ANTIPHOLUS OF SYRACUSE. No;
It is thyself, mine own self's better part;
Mine eye's clear eye, my dear heart's dearer heart,
My food, my fortune, and my sweet hope's aim,
My sole earth's heaven, and my heaven's claim.
LUCIANA. All this my sister is, or else should be.
ANTIPHOLUS OF SYRACUSE. Call thyself sister, sweet, for I am thee;
Thee will I love, and with thee lead my life;
Thou hast no husband yet, nor I no wife.
Give me thy hand.
LUCIANA. O, soft, sir, hold you still;
I'll fetch my sister to get her good will.
[ Exit LUCIANA. ]
Enter DROMIO OF SYRACUSE.
ANTIPHOLUS OF SYRACUSE. Why, how now, Dromio! Where run'st thou
so fast?
DROMIO OF SYRACUSE. Do you know me, sir? Am I Dromio?

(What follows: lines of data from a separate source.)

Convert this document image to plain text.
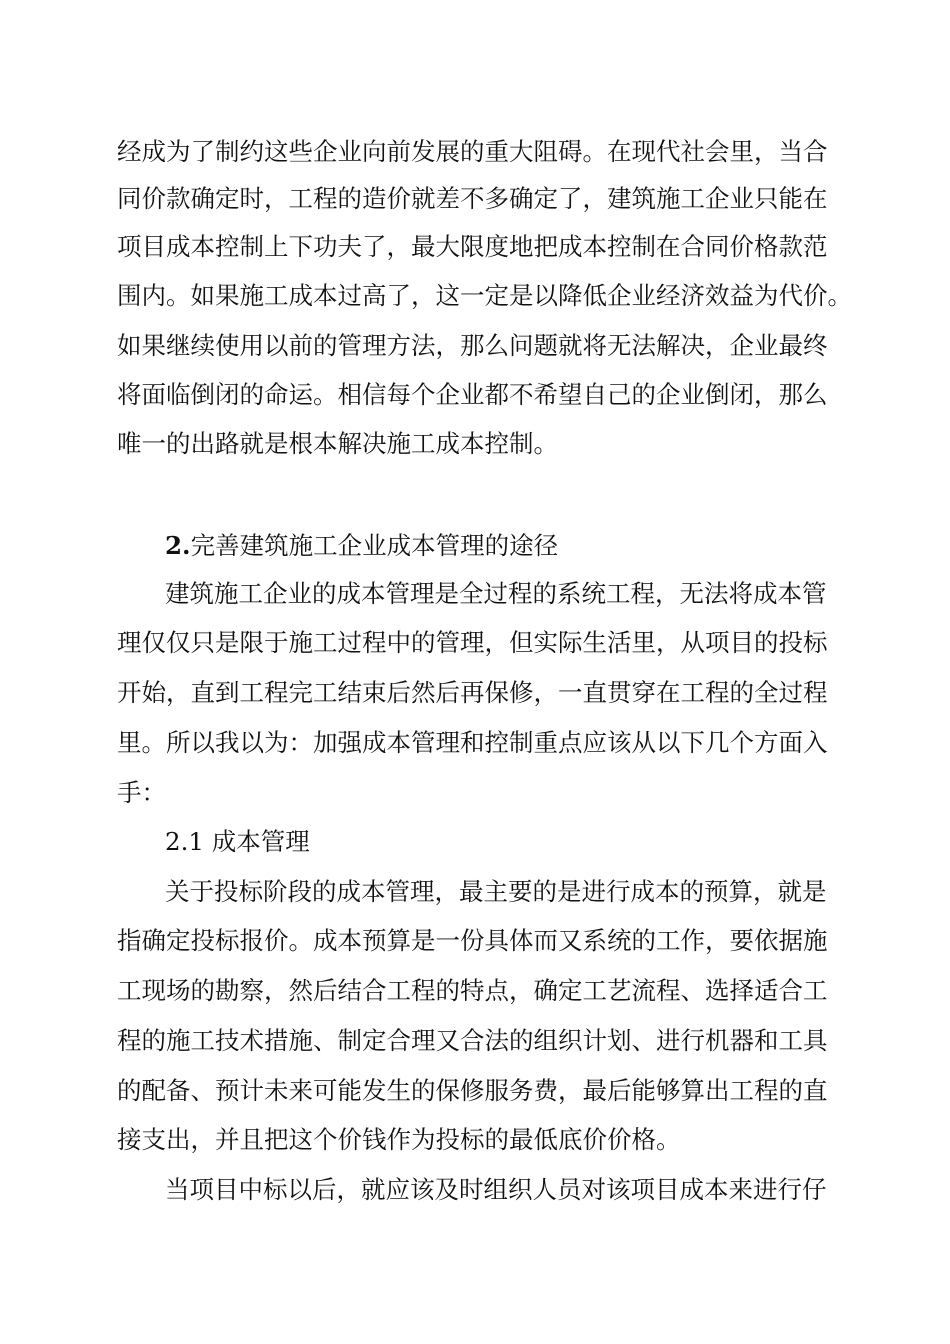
经成为了制约这些企业向前发展的重大阻碍。在现代社会里，当合

同价款确定时，工程的造价就差不多确定了，建筑施工企业只能在

项目成本控制上下功夫了，最大限度地把成本控制在合同价格款范

围内。如果施工成本过高了，这一定是以降低企业经济效益为代价。

如果继续使用以前的管理方法，那么问题就将无法解决，企业最终

将面临倒闭的命运。相信每个企业都不希望自己的企业倒闭，那么

唯一的出路就是根本解决施工成本控制。

2.完善建筑施工企业成本管理的途径

建筑施工企业的成本管理是全过程的系统工程，无法将成本管

理仅仅只是限于施工过程中的管理，但实际生活里，从项目的投标

开始，直到工程完工结束后然后再保修，一直贯穿在工程的全过程

里。所以我以为：加强成本管理和控制重点应该从以下几个方面入

手：

2.1 成本管理

关于投标阶段的成本管理，最主要的是进行成本的预算，就是

指确定投标报价。成本预算是一份具体而又系统的工作，要依据施

工现场的勘察，然后结合工程的特点，确定工艺流程、选择适合工

程的施工技术措施、制定合理又合法的组织计划、进行机器和工具

的配备、预计未来可能发生的保修服务费，最后能够算出工程的直

接支出，并且把这个价钱作为投标的最低底价价格。

当项目中标以后，就应该及时组织人员对该项目成本来进行仔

Am I your man? Am I myself?
ANTIPHOLUS OF SYRACUSE. Thou art Dromio, thou art my
man, thou art thyself.
DROMIO OF SYRACUSE. I am an ass, I am a woman's man, and besides
myself.
ANTIPHOLUS OF SYRACUSE. What woman's man, and how besides thyself?
DROMIO OF SYRACUSE. Marry, sir, besides myself, I am due
to a woman-one that claims me, one that haunts me, one
that will have me.
ANTIPHOLUS OF SYRACUSE. What claim lays she to thee?
DROMIO OF SYRACUSE. Marry, sir, such claim as you would
lay to your horse; and she would have me as a beast: not
that, I being a beast, she would have me; but that she,
being a very beastly creature, lays claim to me.
ANTIPHOLUS OF SYRACUSE. What is she?